Director James in testimony before the U.S. Senate, March 18, 2002


  • OPM employees are competent and have the tools and resources needed to accomplish the agency’s goals.


  • To ensure OPM’s ability and capacity to manage its resources and accomplish its strategic plan, we will maximize the value of OPM by being a model organization for the Federal Government.


  • Restructure OPM to be aligned with its strategic goals.
  • Improve internal and external communications to ensure that OPM employees and stakeholders understand OPM’s mission, goals, and accomplishments and to share our story with American citizens.
  • Implement effective human capital strategies that enable OPM to attract, retain, develop, manage and reward the high-performing and diverse workforce necessary to accomplish our mission.
  • Implement an information technology framework that supports integration across business lines and provides a source of consistent, reliable, accurate and secure information to employees and customers.
  • Improve financial management processes and integrate budget and performance information in order to identify the true cost of services and increase the focus on accountability.
  • Use competitive sourcing as a key tool to ensure taxpayers are getting the best return on their investment.
  • Develop useful outcome measures that assess the contributions of OPM to its customers and citizens.
  • Implement the President’s Management Agenda internally.

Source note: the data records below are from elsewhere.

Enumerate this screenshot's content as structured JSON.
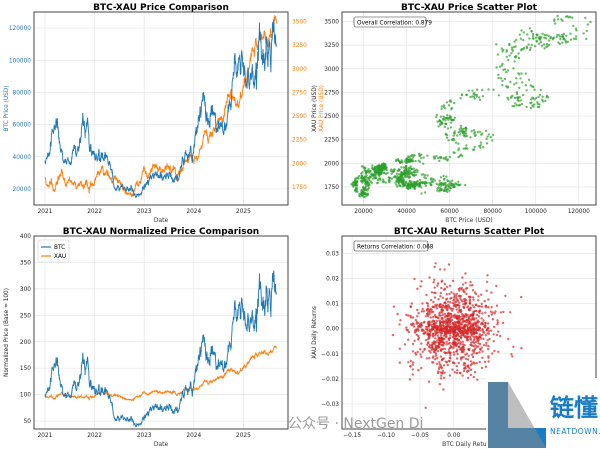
{
  "chart_data": [
    {
      "type": "line",
      "title": "BTC-XAU Price Comparison",
      "xlabel": "Date",
      "ylabel": "BTC Price (USD)",
      "ylabel_right": "XAU Price (USD)",
      "x_ticks": [
        "2021",
        "2022",
        "2023",
        "2024",
        "2025"
      ],
      "y_ticks": [
        20000,
        40000,
        60000,
        80000,
        100000,
        120000
      ],
      "y_ticks_right": [
        1750,
        2000,
        2250,
        2500,
        2750,
        3000,
        3250,
        3500
      ],
      "ylim": [
        10000,
        130000
      ],
      "ylim_right": [
        1560,
        3600
      ],
      "grid": true,
      "series": [
        {
          "name": "BTC",
          "axis": "left",
          "color": "#1f77b4"
        },
        {
          "name": "XAU",
          "axis": "right",
          "color": "#ff7f0e"
        }
      ]
    },
    {
      "type": "scatter",
      "title": "BTC-XAU Price Scatter Plot",
      "xlabel": "BTC Price (USD)",
      "ylabel": "XAU Price (USD)",
      "x_ticks": [
        20000,
        40000,
        60000,
        80000,
        100000,
        120000
      ],
      "y_ticks": [
        1750,
        2000,
        2250,
        2500,
        2750,
        3000,
        3250,
        3500
      ],
      "xlim": [
        10000,
        128000
      ],
      "ylim": [
        1560,
        3600
      ],
      "annotation": "Overall Correlation: 0.879",
      "color": "#2ca02c",
      "grid": true
    },
    {
      "type": "line",
      "title": "BTC-XAU Normalized Price Comparison",
      "xlabel": "Date",
      "ylabel": "Normalized Price (Base = 100)",
      "x_ticks": [
        "2021",
        "2022",
        "2023",
        "2024",
        "2025"
      ],
      "y_ticks": [
        50,
        100,
        150,
        200,
        250,
        300,
        350,
        400
      ],
      "ylim": [
        35,
        400
      ],
      "legend": [
        "BTC",
        "XAU"
      ],
      "legend_position": "top-left",
      "grid": true
    },
    {
      "type": "scatter",
      "title": "BTC-XAU Returns Scatter Plot",
      "xlabel": "BTC Daily Returns",
      "ylabel": "XAU Daily Returns",
      "x_ticks": [
        -0.15,
        -0.1,
        -0.05,
        0.0
      ],
      "x_tick_labels": [
        "−0.15",
        "−0.10",
        "−0.05",
        "0.00"
      ],
      "y_ticks": [
        -0.03,
        -0.02,
        -0.01,
        0.0,
        0.01,
        0.02,
        0.03
      ],
      "y_tick_labels": [
        "−0.03",
        "−0.02",
        "−0.01",
        "0.00",
        "0.01",
        "0.02",
        "0.03"
      ],
      "xlim": [
        -0.165,
        0.21
      ],
      "ylim": [
        -0.04,
        0.037
      ],
      "annotation": "Returns Correlation: 0.068",
      "color": "#d62728",
      "grid": true
    }
  ],
  "monthly": {
    "start_year": 2021,
    "btc": [
      33000,
      45000,
      57000,
      58000,
      40000,
      34000,
      35000,
      47000,
      45000,
      60000,
      62000,
      48000,
      40000,
      40000,
      45000,
      40000,
      30000,
      20000,
      22000,
      21000,
      19500,
      20000,
      16500,
      16800,
      22000,
      23500,
      27000,
      29000,
      27000,
      29500,
      29500,
      26500,
      26500,
      34000,
      37500,
      42000,
      42000,
      60000,
      70000,
      64000,
      67000,
      62000,
      64000,
      59000,
      63000,
      70000,
      95000,
      96000,
      102000,
      85000,
      83000,
      94000,
      105000,
      107000,
      117000,
      113000,
      110000
    ],
    "xau": [
      1850,
      1780,
      1720,
      1780,
      1900,
      1780,
      1810,
      1790,
      1760,
      1780,
      1790,
      1800,
      1820,
      1900,
      1930,
      1900,
      1840,
      1830,
      1760,
      1750,
      1670,
      1660,
      1760,
      1810,
      1920,
      1830,
      1980,
      1990,
      1960,
      1920,
      1960,
      1920,
      1870,
      1990,
      2040,
      2060,
      2040,
      2030,
      2230,
      2330,
      2340,
      2330,
      2420,
      2500,
      2650,
      2740,
      2650,
      2620,
      2800,
      2900,
      3100,
      3300,
      3300,
      3350,
      3330,
      3400,
      3500
    ]
  },
  "watermark": {
    "text": "公众号 · NextGen Di",
    "logo_main": "链懂",
    "logo_sub": "NEATDOWN.COM"
  }
}
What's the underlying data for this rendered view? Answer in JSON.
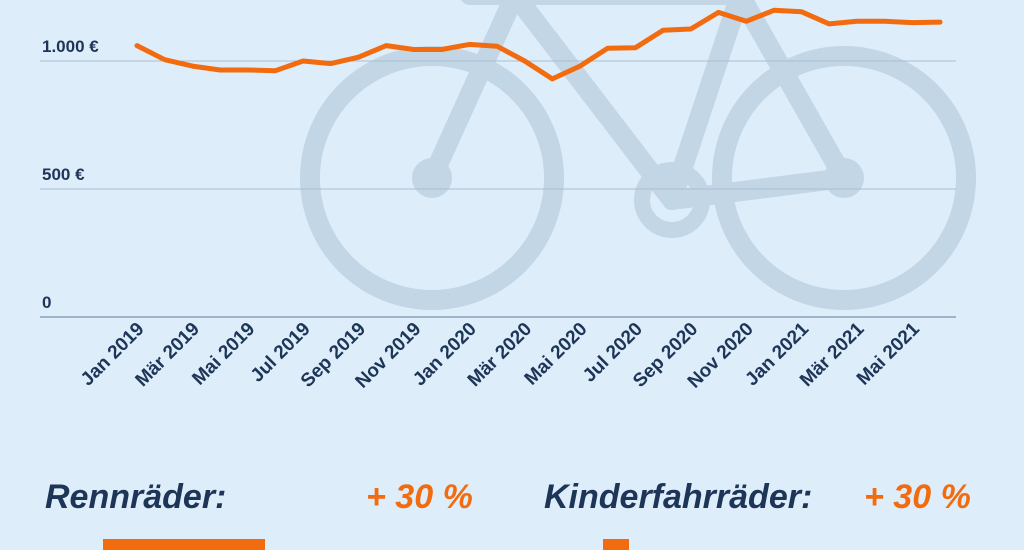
{
  "colors": {
    "background": "#deedfa",
    "line": "#f26b0f",
    "text": "#1d3557",
    "grid": "#aabdd0",
    "bike": "#c3d6e6"
  },
  "chart_data": {
    "type": "line",
    "ylim": [
      0,
      1250
    ],
    "yticks": [
      {
        "value": 0,
        "label": "0"
      },
      {
        "value": 500,
        "label": "500 €"
      },
      {
        "value": 1000,
        "label": "1.000 €"
      }
    ],
    "x_tick_labels": [
      "Jan 2019",
      "Mär 2019",
      "Mai 2019",
      "Jul 2019",
      "Sep 2019",
      "Nov 2019",
      "Jan 2020",
      "Mär 2020",
      "Mai 2020",
      "Jul 2020",
      "Sep 2020",
      "Nov 2020",
      "Jan 2021",
      "Mär 2021",
      "Mai 2021"
    ],
    "x": [
      "Jan 2019",
      "Feb 2019",
      "Mär 2019",
      "Apr 2019",
      "Mai 2019",
      "Jun 2019",
      "Jul 2019",
      "Aug 2019",
      "Sep 2019",
      "Okt 2019",
      "Nov 2019",
      "Dez 2019",
      "Jan 2020",
      "Feb 2020",
      "Mär 2020",
      "Apr 2020",
      "Mai 2020",
      "Jun 2020",
      "Jul 2020",
      "Aug 2020",
      "Sep 2020",
      "Okt 2020",
      "Nov 2020",
      "Dez 2020",
      "Jan 2021",
      "Feb 2021",
      "Mär 2021",
      "Apr 2021",
      "Mai 2021",
      "Jun 2021"
    ],
    "series": [
      {
        "values": [
          1060,
          1005,
          980,
          965,
          965,
          962,
          1000,
          990,
          1015,
          1060,
          1045,
          1045,
          1065,
          1058,
          1000,
          930,
          980,
          1050,
          1052,
          1120,
          1125,
          1190,
          1155,
          1198,
          1192,
          1145,
          1155,
          1155,
          1150,
          1152
        ]
      }
    ],
    "grid": true,
    "legend": "none"
  },
  "categories": [
    {
      "label": "Rennräder:",
      "value": "+ 30 %"
    },
    {
      "label": "Kinderfahrräder:",
      "value": "+ 30 %"
    }
  ]
}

Performance Indicators/Measures

The key measure of OPM’s management strategy will be how effective OPM’s activities are in achieving its goals. Since OPM is undertaking new and expanded roles, our work to develop new outcome measures is critical in demonstrating our effectiveness. As we develop these new measures, OPM will use internal measures of success for those strategies that affect internal operations such as the strategies to improve communication and improve its workforce. We will survey employees to determine the impact of management policies that support them and make improvements based on the results. We will use the Executive Branch Scorecard to measure our success in implementing the President’s Management Agenda. Examples of such indicators are:

  • Degree to which OPM meets its strategic goals;
  • Increased satisfaction among employees;
  • Program managers agree better financial data is provided;
  • Program managers believe automated solutions are employed effectively;
  • Program managers agree OPM has the right people in the right place to achieve results;
  • President’s Management Agenda plans are met; and
  • Security office responds appropriately when required, ensuring the safety of OPM employees.
The average age of OPM retirees in FY 2001 was 55.